The benefits of using torque multipliers over impact wrenches include:
- Low vibration levels support health and safety in the workplace by avoiding occupational risks such as vibration white finger (VWF) also known as hand arm vibration syndrome (HAVS)
- The ‘Control of Vibrations at Work’ regulations impose a daily exposure action value (EAV) of 2.5m/s², above which employers must introduce controls to eliminate or reduce exposure and provide health surveillance to operators regularly exposed to vibration that exceeds this level
- The Norbar Pneutorque pneumatic torque multiplier does not exceed 2.5m/s². This means there is no restriction in its use during the working day
- Torque multipliers are very much quieter than impact wrenches, so exposure time can be safely increased without the compulsory use of ear defenders.
- The ‘Noise at Work’ regulations state that it becomes compulsory to wear hearing protection when exposure reaches 85dBA
- A typical impact wrench will reach 90-98dBA when idling and exceed this level when impacting
- The Norbar Pneutorque pneumatic torque multiplier reaches only 83dBA, producing a quieter working environment for the operator and those in the operating vicinity
- Using impact wrenches requires torque to be checked using a torque wrench and frequently nuts may be over-tightened. A pneumatic torque multiplier undertakes accurate torque tightening in a single process and when fitted with integrated transducer can also be used to measure the applied torque
- Vibration is also an important element in reducing the life of tools and sockets in commercial vehicle workshops, so using torque multipliers with their low vibration levels can help preserve these components
Philip Brodey of Norbar Torque Tools, based in Banbury, said that the HSE had identified the need for these tests because of the increased use of torque multipliers as an alternative to impact wrenches. “We believe that the tests have shown the very clear health and safety benefits that using torque multipliers can provide in the workplace,” he said.
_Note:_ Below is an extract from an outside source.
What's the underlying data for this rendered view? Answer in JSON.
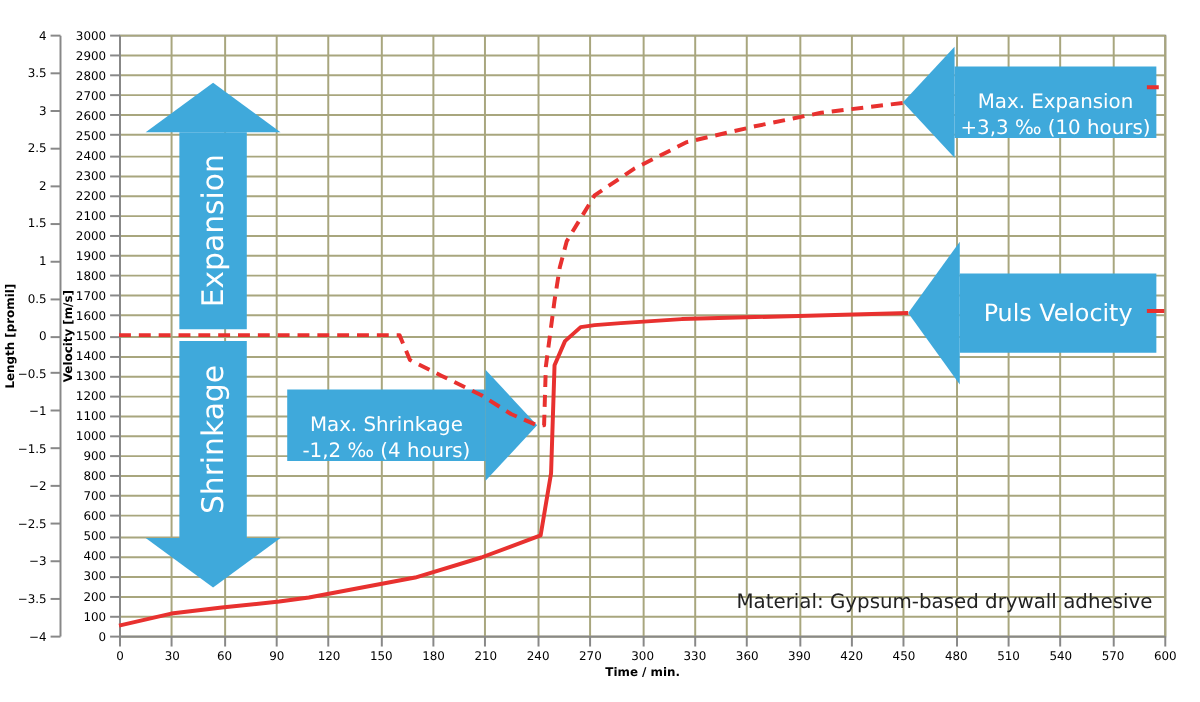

The HSE tests were carried out at the Health & Safety Laboratory (HSL) using the standard test outlined in ISO/FDIS 28927-2:2008, with declared vibration emission levels verified according to criteria set by BS EN 12096:1997. Both brake device and free running tests were used by the HSL, and the multipliers were also trialled in the field at a commercial vehicle fleet maintenance workshop.